Amateur radio operators
preparing for weekend event
When the power goes out, often amateur radio operators have the only reliable means of communication. They are prepared with generators, solar power, radios, antennas and training.
Amateur Radio Field Day is a coordinated effort for all amateur radio operators in the United States and Canada. Bitterroot Valley radio operators have created a local event for the community to participate, watch and challenge.
Jim Brummit lives on the west side of the valley just north of Corvallis. He has a background in electronics and amateur radio is a hobby and a way of life. He looks forward to the contest this weekend.
“It’s a contest to establish communications,” said Brummit. “The object is to prepare you for an emergency situation. We go out into the field and set up our own power and our radios and make contacts and relay information. It is our annual emergency communications drill.”

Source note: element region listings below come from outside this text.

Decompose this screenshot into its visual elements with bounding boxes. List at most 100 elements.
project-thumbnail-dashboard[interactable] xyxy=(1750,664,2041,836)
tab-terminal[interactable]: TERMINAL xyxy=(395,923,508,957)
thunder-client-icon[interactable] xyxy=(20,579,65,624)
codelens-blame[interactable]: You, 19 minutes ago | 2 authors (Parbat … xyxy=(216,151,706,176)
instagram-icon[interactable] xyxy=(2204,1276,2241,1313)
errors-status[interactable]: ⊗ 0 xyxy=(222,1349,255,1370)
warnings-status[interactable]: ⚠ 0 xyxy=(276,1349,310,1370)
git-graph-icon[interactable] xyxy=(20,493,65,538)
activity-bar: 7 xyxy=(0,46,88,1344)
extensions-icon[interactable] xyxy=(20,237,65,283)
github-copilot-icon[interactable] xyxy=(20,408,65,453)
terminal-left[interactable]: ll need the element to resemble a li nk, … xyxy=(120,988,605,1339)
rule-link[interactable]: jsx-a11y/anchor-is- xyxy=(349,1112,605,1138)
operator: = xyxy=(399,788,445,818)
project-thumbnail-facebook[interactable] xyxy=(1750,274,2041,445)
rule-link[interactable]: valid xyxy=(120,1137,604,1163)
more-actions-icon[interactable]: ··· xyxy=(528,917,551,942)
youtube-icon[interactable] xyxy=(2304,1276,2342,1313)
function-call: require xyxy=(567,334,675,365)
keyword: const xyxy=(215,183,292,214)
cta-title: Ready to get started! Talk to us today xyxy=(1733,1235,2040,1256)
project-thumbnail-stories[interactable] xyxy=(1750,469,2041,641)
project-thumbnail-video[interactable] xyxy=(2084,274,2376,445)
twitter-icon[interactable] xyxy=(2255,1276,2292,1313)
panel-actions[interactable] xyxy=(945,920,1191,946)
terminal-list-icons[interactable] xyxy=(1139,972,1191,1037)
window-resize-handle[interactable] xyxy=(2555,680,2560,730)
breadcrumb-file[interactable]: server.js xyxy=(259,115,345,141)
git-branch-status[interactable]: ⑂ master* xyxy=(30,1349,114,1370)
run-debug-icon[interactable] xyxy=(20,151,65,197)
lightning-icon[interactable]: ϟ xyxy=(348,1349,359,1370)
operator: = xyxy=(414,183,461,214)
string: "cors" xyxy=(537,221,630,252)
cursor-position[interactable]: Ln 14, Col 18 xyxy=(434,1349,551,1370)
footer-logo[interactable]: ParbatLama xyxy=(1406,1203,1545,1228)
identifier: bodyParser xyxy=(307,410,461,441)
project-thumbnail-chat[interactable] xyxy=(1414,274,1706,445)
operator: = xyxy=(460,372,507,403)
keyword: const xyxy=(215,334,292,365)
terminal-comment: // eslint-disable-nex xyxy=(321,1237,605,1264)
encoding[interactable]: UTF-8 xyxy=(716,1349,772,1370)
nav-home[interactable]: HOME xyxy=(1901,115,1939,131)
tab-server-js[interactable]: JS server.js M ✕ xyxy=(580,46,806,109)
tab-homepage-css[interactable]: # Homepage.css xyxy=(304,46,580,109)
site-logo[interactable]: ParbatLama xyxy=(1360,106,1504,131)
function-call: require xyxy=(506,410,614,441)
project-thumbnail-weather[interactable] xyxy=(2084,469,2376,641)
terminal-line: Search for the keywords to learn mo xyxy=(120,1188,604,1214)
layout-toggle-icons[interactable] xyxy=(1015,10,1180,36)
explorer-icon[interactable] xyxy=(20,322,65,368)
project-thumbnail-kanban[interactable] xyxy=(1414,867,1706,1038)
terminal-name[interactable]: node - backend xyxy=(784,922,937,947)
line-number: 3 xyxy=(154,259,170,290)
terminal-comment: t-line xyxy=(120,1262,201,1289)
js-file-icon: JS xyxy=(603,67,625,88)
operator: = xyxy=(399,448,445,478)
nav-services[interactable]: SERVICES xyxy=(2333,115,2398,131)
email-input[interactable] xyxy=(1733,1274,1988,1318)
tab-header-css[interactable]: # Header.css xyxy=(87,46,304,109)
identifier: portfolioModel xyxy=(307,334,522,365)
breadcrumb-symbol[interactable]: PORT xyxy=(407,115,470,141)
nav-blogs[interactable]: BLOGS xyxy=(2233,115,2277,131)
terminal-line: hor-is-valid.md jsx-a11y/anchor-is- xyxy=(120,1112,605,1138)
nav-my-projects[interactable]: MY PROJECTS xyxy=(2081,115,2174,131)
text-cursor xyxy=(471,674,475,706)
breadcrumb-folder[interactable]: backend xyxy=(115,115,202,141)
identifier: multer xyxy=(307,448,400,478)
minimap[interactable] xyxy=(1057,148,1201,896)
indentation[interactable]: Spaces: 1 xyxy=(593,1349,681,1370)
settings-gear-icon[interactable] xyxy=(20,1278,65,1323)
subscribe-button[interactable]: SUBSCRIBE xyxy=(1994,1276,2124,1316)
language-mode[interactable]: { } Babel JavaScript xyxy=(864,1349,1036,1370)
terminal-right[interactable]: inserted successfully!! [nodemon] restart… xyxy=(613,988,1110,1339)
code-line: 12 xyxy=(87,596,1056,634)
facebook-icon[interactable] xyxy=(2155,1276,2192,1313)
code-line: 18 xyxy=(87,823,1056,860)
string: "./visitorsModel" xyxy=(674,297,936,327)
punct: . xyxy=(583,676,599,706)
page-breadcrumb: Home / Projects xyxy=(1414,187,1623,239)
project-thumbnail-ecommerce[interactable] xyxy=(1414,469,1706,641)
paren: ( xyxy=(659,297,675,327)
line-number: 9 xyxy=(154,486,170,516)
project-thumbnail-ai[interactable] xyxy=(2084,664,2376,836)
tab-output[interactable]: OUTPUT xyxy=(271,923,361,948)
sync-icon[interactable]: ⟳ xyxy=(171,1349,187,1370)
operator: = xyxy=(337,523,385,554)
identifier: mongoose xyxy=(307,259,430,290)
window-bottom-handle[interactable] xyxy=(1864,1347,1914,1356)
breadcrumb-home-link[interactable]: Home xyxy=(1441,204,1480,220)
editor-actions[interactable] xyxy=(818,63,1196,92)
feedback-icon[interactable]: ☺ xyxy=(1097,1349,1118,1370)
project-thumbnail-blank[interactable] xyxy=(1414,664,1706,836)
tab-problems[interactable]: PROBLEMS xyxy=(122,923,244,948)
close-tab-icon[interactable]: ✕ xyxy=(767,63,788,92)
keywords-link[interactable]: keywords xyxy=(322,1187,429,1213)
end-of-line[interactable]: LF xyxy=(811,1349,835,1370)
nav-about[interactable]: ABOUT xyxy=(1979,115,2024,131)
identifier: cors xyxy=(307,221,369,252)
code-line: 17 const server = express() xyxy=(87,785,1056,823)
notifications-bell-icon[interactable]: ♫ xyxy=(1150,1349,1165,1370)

The term ‘ham,’ as in ham radio operator, has several origins.
Brummit said radio history began with Morse code and each operator had a particular style called a fist. A good code operator was quick and accurate. The expression of a ‘ham’ refereed to an operator with sloppy skills and also with those overusing the available air waves.
“When we got the voice on the air, everyone was competing with the same frequency so when commercial people were trying to communicate with ships out at sea and other radio operators were interfering, they would say, ‘Stop hamming the frequency up,’ ” he said. “Originally derogatory, it is now used by amateur operators with a sense of pride.”
In the Bitterroot Valley, there are over 300 ham radio operators. Brummit said a lot are inactive, but some are very active and highly competitive.
“Every third weekend in June, we hold this emergency drill, we set up a temporary radio and establish contact with other operators far away. The American Radio Organization turned it into a contest.”
Points are earned for using solar and generator power and how far away and how many contacts are made.
“Each successful communication is a point,” said Brummit. “We try to get kids interested in it – they are attached to their cell phone they don’t realize that’s the first thing that will fail in an emergency. The Bitterroot American Radio Club’s goal is to demonstrate our abilities to the public and to check communications and make sure our equipment is working.”
The radio operators set up just south of Darby, at the Logger Days activities.
“You can’t miss us, we’ll have camping trailers, antennas and a lot of commotion,” said Brummit.
“Bring the kids to participate with experienced hams in making contacts around the world in this 24-hour national event, tap out your name in Morse code and talk to someone in another country.”
Brummit has made contact with Italy and Japan and he “almost had Romania once.”
There will be a contest for anyone with speedy texting skills to see if they can type faster than a radio operator using Morse code.
“The event is ‘thumbs versus fists’ to see which is faster at 1 p.m. and 4 p.m., on Saturday,” said Brummit. “Some people think they can send 20 words per minute, fast coders can do 30 words per minute – at that speed they are copying whole words.”
They will also teach how amateur radios will work in an emergency or disaster when cell phones will not.
Bitterroot Amateur Emergency Radio (BEAR) has formed to prepare for emergencies.
“We are putting it together right now and we’re physically training, so if the local county emergency responders request our services we’ll be ready to go,” said Brummit.
This weekend there will also be the opportunity to sign up for licensing classes. Brummit is one of the teachers. He is an “extra class” licensed radio operator, call sign N0XPO – the number denotes area.
“November Zero X-ray Papa Oscar,” he said. “When I retired I moved to nice quiet place, I couldn’t take all the people in Denver. I should have upgraded my call, but I liked it so I kept it.”
To become licensed, study the books and attend classes then take a test from the Federal Communications Commission (FCC).
The first license book by the American Radio Relay League covers: basic electronics, signals and waves (how frequencies work – wave length equals distance), bands, how to filter noise, antennas, rules and regulations, organizations and in the back are the study questions.
Here are some other interesting tidbits from Brummit: Hams developed high frequency communications and cell phones – they receive on one frequency and send on another; there is a special frequency for model remote control airplanes; they are working on developing their own Internet; and they have a news show Wednesday nights. At 7 p.m., tune scanner to 146.580, at 8 p.m., 146.720 for the Bitterroot Hams and at 9 p.m. tune scanner to 147.040 for Hellgate news.
“Depending on what you want to do – just about everything is done on ham radio,” said Brummit.